The phenomena of communication failure and time delay are often observed in nature. This paper mainly studies the influence of communication failures caused by a time-varying topology and reaction-type delay on the flocking behavior of multi-particle systems. Two main problems are discussed in this paper. One is as follows: what conditions do time-varying topologies need to meet to avoid communication failure without affecting the final flocking behavior? The other is the question of how the influence of time delay affects the flocking behavior of time-varying systems? This paper gives the corresponding (PE) condition for the first problem. Under this condition, the flocking behavior of the Cucker–Smale system (1.3) with a time-varying topological structure will occur, which proves that, when there is long-range interaction, the system will have unconditional flocking behavior, and when there is short-range interaction, the system will have flocking behavior when the initial value satisfies certain conditions. But, inevitably, communication failure slows down the convergence rate of flocking behavior.
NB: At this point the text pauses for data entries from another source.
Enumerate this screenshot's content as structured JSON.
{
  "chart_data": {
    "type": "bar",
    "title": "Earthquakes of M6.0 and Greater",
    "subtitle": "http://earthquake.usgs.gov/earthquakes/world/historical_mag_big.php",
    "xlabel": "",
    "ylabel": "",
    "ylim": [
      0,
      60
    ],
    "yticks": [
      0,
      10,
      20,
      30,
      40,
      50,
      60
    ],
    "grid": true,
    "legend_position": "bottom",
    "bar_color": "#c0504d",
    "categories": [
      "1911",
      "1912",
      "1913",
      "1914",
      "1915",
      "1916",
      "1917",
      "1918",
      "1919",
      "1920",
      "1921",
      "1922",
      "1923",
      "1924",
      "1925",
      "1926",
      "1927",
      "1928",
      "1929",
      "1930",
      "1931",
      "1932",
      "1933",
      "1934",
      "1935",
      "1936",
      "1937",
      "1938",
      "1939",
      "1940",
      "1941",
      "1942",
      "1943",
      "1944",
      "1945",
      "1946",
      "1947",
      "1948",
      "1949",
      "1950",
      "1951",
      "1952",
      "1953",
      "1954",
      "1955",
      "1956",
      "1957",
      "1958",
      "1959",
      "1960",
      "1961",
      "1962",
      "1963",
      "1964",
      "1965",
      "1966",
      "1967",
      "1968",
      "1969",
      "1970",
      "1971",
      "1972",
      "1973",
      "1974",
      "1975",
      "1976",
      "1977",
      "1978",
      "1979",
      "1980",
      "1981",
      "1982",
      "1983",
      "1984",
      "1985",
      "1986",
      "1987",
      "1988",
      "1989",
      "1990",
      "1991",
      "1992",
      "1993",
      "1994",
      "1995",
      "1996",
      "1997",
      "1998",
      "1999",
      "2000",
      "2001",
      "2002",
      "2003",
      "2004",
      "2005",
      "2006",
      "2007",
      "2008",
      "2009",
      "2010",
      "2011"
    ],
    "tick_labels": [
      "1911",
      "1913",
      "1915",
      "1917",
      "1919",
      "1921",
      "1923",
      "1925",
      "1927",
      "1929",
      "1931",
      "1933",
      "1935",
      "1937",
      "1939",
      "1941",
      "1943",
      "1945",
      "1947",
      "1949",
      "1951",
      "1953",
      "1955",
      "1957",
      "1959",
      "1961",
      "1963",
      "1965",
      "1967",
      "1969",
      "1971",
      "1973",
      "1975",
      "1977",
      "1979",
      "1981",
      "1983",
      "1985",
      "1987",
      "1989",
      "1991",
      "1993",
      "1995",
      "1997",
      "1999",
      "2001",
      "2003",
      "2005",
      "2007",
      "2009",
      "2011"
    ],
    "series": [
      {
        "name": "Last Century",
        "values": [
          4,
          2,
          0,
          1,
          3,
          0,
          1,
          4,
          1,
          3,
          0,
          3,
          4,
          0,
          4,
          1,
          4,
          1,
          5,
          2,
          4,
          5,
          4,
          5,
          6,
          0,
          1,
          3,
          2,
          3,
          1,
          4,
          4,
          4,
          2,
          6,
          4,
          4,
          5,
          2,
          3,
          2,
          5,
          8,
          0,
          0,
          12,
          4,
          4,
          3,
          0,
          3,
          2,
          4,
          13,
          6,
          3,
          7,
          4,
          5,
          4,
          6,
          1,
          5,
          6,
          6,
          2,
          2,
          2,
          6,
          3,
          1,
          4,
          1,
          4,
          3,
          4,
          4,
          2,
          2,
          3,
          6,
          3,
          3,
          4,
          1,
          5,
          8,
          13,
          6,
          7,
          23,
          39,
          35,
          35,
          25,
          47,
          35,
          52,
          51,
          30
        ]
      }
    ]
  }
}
In addition, it was found in the numerical simulation that, if the (PE) condition given in this paper is not satisfied, the flocking behavior of the system will fail. For the second problem, this paper gives the corresponding delay condition (3.1) to maintain the stability of the system (1.4) flocking behavior, and through numerical simulation analysis, it was found that the delay is conducive to accelerating the convergence rate of the flocking behavior, which improves the slow convergence rate problem caused by communication failure. In addition, it is worth mentioning that the Lyapunov functional constructed in this paper is more refined than that in ^[20], and that the conclusion obtained includes and extends the conclusion in ^[20]. The assumption of communication weight selected in this work is a fixed function, but, in reality, the change of communication weight is often random, which cannot be described by a function. At this time, we need to introduce random time variables and establish corresponding random persistent excitation conditions, which is our next focus of study.

Acknowledgment

The authors would like to thank all of the reviewers who participated in the review and MJEditor (www.mjeditor.com) for its linguistic assistance during the preparation of this manuscript. This research was supported by the National Natural Science Foundation of China (11671011) and Natural Science Foundation for General Program of Hunan Province (2022JJ30655).

Conflict of interest

The authors have no conflict of interest to declare that is relevant to the content of this paper.